Post date: Sep 09, 2010 4:34:46 PM
Heavily armed gunmen attack a prison in central Nigeria, freeing more than 750 inmates, including suspected members of a militant Islamic sect.
BAUCHI, NIGERIA (SEPTEMBER 8, 2010) (ORIGINALLY 4:3) CHANNELS TV - Armed raiders stormed a prison in central Nigeria late on Tuesday (September 7), releasing 759 inmates, including 173 members of a radical Islamic sect.
Shocked residents of Bauchi were examining the damaged prison on Wednesday (September 8), and telling of a group of men who calmly told them to leave the prison area before the raid.
"I heard three people that were near me whispering at me that, 'If you have your bike or your motor car, please rush and take it and go to your house, because we are going to do something here. We came here to rescue our own people, we are not here for you.' So, it's OK. I was standing, then, these people before they finish up... they go out... we started hearing some gunfire," said Babayo Shehu.
State police said the gunmen killed four people, including two bodyguards, and set part of the prison on fire and that everything possible was being done to track down the escaped prisoners.

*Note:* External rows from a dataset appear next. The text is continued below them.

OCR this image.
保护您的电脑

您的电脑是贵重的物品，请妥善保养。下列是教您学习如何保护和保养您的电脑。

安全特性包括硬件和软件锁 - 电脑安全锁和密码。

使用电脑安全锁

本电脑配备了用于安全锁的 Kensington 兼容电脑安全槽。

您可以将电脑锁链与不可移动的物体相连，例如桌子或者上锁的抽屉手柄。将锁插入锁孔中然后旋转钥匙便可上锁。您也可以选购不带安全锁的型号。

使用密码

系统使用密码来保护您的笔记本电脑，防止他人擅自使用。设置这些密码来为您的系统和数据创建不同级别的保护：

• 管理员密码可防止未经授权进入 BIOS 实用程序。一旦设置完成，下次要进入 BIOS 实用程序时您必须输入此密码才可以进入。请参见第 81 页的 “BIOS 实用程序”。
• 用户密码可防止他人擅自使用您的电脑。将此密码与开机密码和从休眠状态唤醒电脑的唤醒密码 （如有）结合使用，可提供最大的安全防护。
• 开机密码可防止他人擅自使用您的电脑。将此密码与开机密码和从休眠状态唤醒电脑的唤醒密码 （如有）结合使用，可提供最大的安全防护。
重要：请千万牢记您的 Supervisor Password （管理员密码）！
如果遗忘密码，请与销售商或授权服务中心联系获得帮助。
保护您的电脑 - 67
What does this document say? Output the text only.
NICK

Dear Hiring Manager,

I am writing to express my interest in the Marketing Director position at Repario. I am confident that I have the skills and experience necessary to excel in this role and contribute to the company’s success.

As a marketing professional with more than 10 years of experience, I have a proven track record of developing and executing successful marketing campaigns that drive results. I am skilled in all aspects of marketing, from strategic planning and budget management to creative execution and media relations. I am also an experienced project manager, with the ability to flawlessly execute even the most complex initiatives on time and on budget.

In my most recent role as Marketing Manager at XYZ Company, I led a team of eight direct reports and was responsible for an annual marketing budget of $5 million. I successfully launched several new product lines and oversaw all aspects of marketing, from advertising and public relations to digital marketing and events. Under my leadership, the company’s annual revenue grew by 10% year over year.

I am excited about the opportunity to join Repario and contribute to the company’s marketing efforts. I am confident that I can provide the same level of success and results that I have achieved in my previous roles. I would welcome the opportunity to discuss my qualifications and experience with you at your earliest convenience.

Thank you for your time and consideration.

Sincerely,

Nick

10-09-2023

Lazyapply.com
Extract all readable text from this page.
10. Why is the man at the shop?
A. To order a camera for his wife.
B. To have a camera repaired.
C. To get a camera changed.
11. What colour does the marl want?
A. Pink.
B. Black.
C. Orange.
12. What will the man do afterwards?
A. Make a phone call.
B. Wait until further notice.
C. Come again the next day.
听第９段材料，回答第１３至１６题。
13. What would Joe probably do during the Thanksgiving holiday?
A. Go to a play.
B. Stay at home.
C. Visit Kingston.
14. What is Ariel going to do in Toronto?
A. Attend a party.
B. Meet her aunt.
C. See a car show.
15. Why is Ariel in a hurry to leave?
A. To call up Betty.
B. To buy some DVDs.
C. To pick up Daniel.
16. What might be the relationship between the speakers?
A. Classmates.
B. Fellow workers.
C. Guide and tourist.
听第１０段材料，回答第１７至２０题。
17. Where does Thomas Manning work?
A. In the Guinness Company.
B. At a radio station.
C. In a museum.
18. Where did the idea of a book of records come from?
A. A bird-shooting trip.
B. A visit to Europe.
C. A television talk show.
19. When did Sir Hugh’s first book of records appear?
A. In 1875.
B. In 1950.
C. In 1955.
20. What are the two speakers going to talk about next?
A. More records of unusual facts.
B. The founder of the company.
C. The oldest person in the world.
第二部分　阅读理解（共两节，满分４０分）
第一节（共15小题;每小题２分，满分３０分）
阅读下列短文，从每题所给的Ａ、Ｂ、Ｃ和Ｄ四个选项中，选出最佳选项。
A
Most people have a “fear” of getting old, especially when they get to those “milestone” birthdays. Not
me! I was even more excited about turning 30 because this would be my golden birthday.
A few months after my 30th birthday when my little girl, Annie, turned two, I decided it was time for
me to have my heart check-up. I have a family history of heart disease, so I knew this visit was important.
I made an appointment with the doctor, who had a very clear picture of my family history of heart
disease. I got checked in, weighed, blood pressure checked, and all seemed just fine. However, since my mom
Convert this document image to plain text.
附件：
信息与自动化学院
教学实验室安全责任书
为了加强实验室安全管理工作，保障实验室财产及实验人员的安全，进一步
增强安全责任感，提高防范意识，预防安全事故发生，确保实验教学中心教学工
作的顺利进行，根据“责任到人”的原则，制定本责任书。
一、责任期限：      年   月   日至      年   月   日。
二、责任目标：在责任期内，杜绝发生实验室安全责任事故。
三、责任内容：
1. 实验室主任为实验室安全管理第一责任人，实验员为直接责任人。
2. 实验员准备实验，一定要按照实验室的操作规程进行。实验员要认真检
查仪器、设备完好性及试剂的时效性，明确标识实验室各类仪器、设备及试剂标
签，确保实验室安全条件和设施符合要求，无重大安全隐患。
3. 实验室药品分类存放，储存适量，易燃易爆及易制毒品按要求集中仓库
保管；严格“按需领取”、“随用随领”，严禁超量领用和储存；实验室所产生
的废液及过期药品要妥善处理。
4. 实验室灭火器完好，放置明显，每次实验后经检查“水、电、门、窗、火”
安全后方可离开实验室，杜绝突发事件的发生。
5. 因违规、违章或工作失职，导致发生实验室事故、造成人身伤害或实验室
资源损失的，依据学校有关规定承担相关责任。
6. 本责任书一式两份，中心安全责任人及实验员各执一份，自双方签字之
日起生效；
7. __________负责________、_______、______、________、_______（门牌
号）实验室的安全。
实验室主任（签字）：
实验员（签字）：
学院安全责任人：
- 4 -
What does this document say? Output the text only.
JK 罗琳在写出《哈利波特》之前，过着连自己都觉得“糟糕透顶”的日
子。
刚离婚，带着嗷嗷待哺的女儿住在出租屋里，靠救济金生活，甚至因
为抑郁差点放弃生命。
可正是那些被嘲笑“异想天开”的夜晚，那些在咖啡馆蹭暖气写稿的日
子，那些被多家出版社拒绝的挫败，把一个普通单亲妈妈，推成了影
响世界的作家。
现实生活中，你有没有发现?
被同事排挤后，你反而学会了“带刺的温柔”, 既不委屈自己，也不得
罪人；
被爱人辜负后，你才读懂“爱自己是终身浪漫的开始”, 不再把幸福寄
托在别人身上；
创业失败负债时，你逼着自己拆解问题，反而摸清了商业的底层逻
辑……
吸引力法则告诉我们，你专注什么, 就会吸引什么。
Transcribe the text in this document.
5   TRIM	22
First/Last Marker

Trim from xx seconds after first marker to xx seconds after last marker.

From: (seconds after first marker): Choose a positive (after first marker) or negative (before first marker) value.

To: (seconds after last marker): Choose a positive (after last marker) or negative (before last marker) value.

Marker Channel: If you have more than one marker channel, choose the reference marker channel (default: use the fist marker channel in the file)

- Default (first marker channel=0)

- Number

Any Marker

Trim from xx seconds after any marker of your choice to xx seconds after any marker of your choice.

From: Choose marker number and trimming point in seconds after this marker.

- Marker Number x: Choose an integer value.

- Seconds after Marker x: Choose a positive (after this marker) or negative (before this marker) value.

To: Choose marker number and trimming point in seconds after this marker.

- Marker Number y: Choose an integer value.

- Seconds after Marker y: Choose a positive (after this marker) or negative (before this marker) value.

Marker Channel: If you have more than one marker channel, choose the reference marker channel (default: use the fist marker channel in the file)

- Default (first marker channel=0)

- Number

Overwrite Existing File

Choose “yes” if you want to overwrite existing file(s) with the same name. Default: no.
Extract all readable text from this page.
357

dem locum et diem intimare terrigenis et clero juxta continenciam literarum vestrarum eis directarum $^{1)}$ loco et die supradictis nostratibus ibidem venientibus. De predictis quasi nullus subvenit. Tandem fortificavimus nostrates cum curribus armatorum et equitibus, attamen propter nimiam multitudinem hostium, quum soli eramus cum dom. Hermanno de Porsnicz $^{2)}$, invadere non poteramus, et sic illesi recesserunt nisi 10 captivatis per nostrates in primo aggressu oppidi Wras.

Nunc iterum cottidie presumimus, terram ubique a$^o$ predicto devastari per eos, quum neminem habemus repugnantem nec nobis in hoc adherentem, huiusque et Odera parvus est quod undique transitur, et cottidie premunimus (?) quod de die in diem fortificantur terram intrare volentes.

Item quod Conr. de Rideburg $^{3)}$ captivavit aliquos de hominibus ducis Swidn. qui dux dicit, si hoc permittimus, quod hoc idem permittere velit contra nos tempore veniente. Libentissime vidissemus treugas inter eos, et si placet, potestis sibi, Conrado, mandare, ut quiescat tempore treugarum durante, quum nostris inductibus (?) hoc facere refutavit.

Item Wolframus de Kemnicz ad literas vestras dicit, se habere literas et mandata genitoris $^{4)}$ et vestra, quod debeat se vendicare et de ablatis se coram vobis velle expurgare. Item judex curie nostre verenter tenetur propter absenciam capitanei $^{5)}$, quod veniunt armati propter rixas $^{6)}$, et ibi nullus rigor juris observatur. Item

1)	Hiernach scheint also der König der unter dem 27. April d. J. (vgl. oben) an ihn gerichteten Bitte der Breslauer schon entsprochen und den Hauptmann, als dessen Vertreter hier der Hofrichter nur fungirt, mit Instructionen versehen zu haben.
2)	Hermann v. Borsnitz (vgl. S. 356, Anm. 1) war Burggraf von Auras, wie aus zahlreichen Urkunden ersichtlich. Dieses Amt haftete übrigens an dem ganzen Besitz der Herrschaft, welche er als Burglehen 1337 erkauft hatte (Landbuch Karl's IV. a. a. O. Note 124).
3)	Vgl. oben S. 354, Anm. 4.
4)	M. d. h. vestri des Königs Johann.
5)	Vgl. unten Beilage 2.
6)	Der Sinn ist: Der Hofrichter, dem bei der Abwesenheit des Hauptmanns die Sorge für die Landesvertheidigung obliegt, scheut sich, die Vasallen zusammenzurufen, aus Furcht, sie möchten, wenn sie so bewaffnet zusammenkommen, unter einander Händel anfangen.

Shola Ogundipe, the head of Bauchi prison, said the attack began around 6pm (1700GMT), when people were preparing to break their Ramadan fast. He said the prison's normal capacity of around 500 had swelled to 759, partly because it was holding 173 members of the Boko Haram sect.
"They came in with weapons and cutlass and they were able to overpower the guards, they broke into the cells and freed members of their sect and other inmates. Apparently they used most of the inmates as shields to be able to get out of this place," he said.
Boko Haram is a radical Islamic sect believed to be behind an uprising which killed hundreds of people in and around the northern city of Maiduguri a year ago.
Followers of Boko Haram -- which means "Western education is sinful" in the Hausa language spoken across northern Nigeria -- want sharia (Islamic law) imposed more widely across Africa's most populous nation.